One of the prime paradoxes of the Reagan years has been the Administration’s eloquent rhetoric about returning power to state and local governments. In no area is that contradiction between rhetoric and practice more apparent than in the nuclear power field, where the Administration has used and, according to Grossman, abused federal authority to attempt to bypass laws it does not like and seize for itself powers given to state and local governments, all in an attempt to put into operation nuclear power plants that the people they are to serve do not appear to want.
Federal regulations require an operable emergency plan in case of accident before a nuclear plant can be licensed to operate. It is up to state and local officials to prepare plans for evacuation of off-site areas. Because of the unique situation of Shoreham (it is, after all, on an island), those officials have concluded that a realistic emergency plan cannot be created.

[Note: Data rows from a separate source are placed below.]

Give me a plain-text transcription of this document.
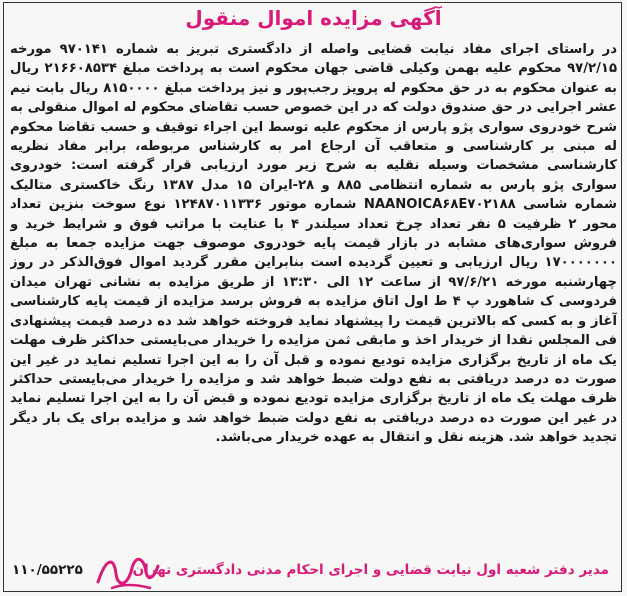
آگهی مزایده اموال منقول
در راستای اجرای مفاد نیابت قضایی واصله از دادگستری تبریز به شماره ۹۷۰۱۴۱ مورخه ۹۷/۲/۱۵ محکوم علیه بهمن وکیلی قاضی جهان محکوم است به پرداخت مبلغ ۲۱۶۶۰۸۵۳۴ ریال به عنوان محکوم به در حق محکوم له پرویز رجب‌پور و نیز پرداخت مبلغ ۸۱۵۰۰۰۰ ریال بابت نیم عشر اجرایی در حق صندوق دولت که در این خصوص حسب تقاضای محکوم له اموال منقولی به شرح خودروی سواری پژو پارس از محکوم علیه توسط این اجراء توقیف و حسب تقاضا محکوم له مبنی بر کارشناسی و متعاقب آن ارجاع امر به کارشناس مربوطه، برابر مفاد نظریه کارشناسی مشخصات وسیله نقلیه به شرح زیر مورد ارزیابی قرار گرفته است: خودروی سواری پژو پارس به شماره انتظامی ۸۸۵ و ۲۸-ایران ۱۵ مدل ۱۳۸۷ رنگ خاکستری متالیک شماره شاسی NAANOICA۶۸E۷۰۲۱۸۸ شماره موتور ۱۲۴۸۷۰۱۱۳۳۶ نوع سوخت بنزین تعداد محور ۲ ظرفیت ۵ نفر تعداد چرخ تعداد سیلندر ۴ با عنایت با مراتب فوق و شرایط خرید و فروش سواری‌های مشابه در بازار قیمت پایه خودروی موصوف جهت مزایده جمعا به مبلغ ۱۷۰۰۰۰۰۰۰ ریال ارزیابی و تعیین گردیده است بنابراین مقرر گردید اموال فوق‌الذکر در روز چهارشنبه مورخه ۹۷/۶/۲۱ از ساعت ۱۲ الی ۱۳:۳۰ از طریق مزایده به نشانی تهران میدان فردوسی ک شاهورد پ ۴ ط اول اتاق مزایده به فروش برسد مزایده از قیمت پایه کارشناسی آغاز و به کسی که بالاترین قیمت را پیشنهاد نماید فروخته خواهد شد ده درصد قیمت پیشنهادی فی المجلس نقدا از خریدار اخذ و مابقی ثمن مزایده را خریدار می‌بایستی حداکثر ظرف مهلت یک ماه از تاریخ برگزاری مزایده تودیع نموده و قبل آن را به این اجرا تسلیم نماید در غیر این صورت ده درصد دریافتی به نفع دولت ضبط خواهد شد و مزایده را خریدار می‌بایستی حداکثر ظرف مهلت یک ماه از تاریخ برگزاری مزایده تودیع نموده و قبض آن را به این اجرا تسلیم نماید در غیر این صورت ده درصد دریافتی به نفع دولت ضبط خواهد شد و مزایده برای یک بار دیگر تجدید خواهد شد. هزینه نقل و انتقال به عهده خریدار می‌باشد.
۱۱۰/۵۵۲۲۵	مدیر دفتر شعبه اول نیابت قضایی و اجرای احکام مدنی دادگستری تهران
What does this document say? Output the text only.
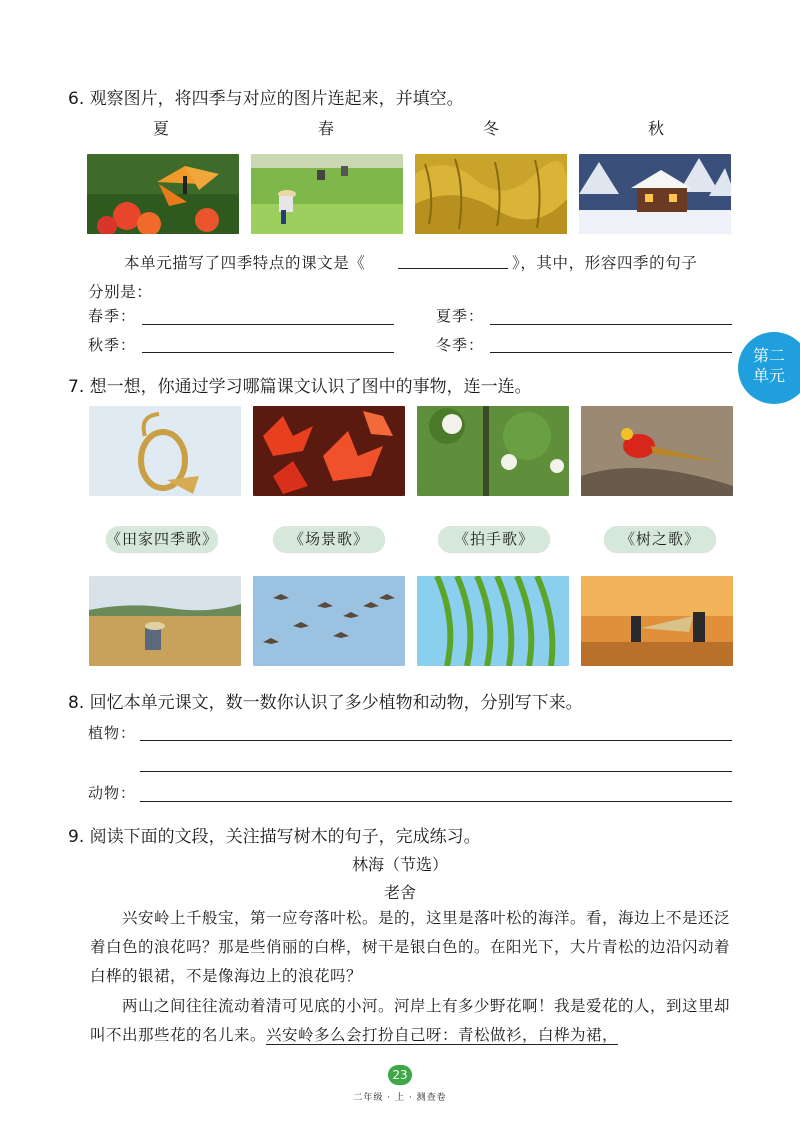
6. 观察图片，将四季与对应的图片连起来，并填空。
夏	春	冬	秋
本单元描写了四季特点的课文是《	》，其中，形容四季的句子
分别是：
春季：	夏季：
秋季：	冬季：
第二
单元
7. 想一想，你通过学习哪篇课文认识了图中的事物，连一连。
《田家四季歌》	《场景歌》	《拍手歌》	《树之歌》
8. 回忆本单元课文，数一数你认识了多少植物和动物，分别写下来。
植物：
动物：
9. 阅读下面的文段，关注描写树木的句子，完成练习。
林海（节选）
老舍
兴安岭上千般宝，第一应夸落叶松。是的，这里是落叶松的海洋。看，海边上不是还泛着白色的浪花吗？那是些俏丽的白桦，树干是银白色的。在阳光下，大片青松的边沿闪动着白桦的银裙，不是像海边上的浪花吗？
两山之间往往流动着清可见底的小河。河岸上有多少野花啊！我是爱花的人，到这里却叫不出那些花的名儿来。兴安岭多么会打扮自己呀：青松做衫，白桦为裙，
23
二年级 · 上 · 测查卷
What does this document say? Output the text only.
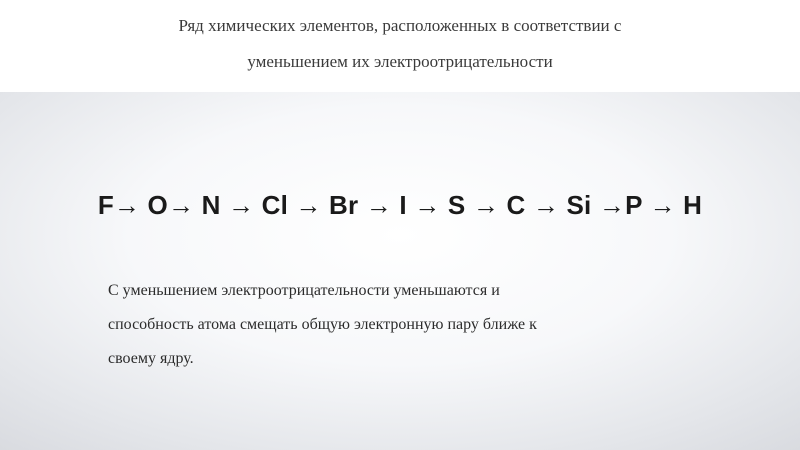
Ряд химических элементов, расположенных в соответствии с
уменьшением их электроотрицательности

F→ O→ N → Cl → Br → I → S → C → Si →P → H

С уменьшением электроотрицательности уменьшаются и
способность атома смещать общую электронную пару ближе к
своему ядру.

The geography is such, for example, that for some accident sequences, many people would have to evacuate toward the plant they are attempting to flee, a clearly unworkable situation.
Once state and local governments had concluded that an operable evacuation plan could not be prepared, the granting of an operating permit was prohibited by law. The NRC’s licensing and appeal boards, as well as the New York Supreme Court, have so ruled. But these decisions have not stopped the Reagan Administration: Grossman details the manifold ways in which, undaunted, the Administration continues to try to get Shoreham licensed.
While the book touches on many other issues about Shoreham that have received public attention over the years, it relies to an unfortunate extent on newspaper clippings as its prime sources. The writing suffers from a polemical tone and weak organization, at times appearing as though the book were not written at all in the traditional sense but rather compiled of quotations stored in a personal computer and strung together with the computer’s note-taking program.
If LILCO succeeds in getting Shoreham licensed without a workable emergency plan, U.S. nuclear power will be at an important turning point. At least as important will be whether the domestic nuclear industry truly learns the lessons of Chernobyl. The story of Chernobyl’s relevance to U.S. nuclear power, however, is a story still to be told, even as the Shoreham tale is a story that awaits a better telling.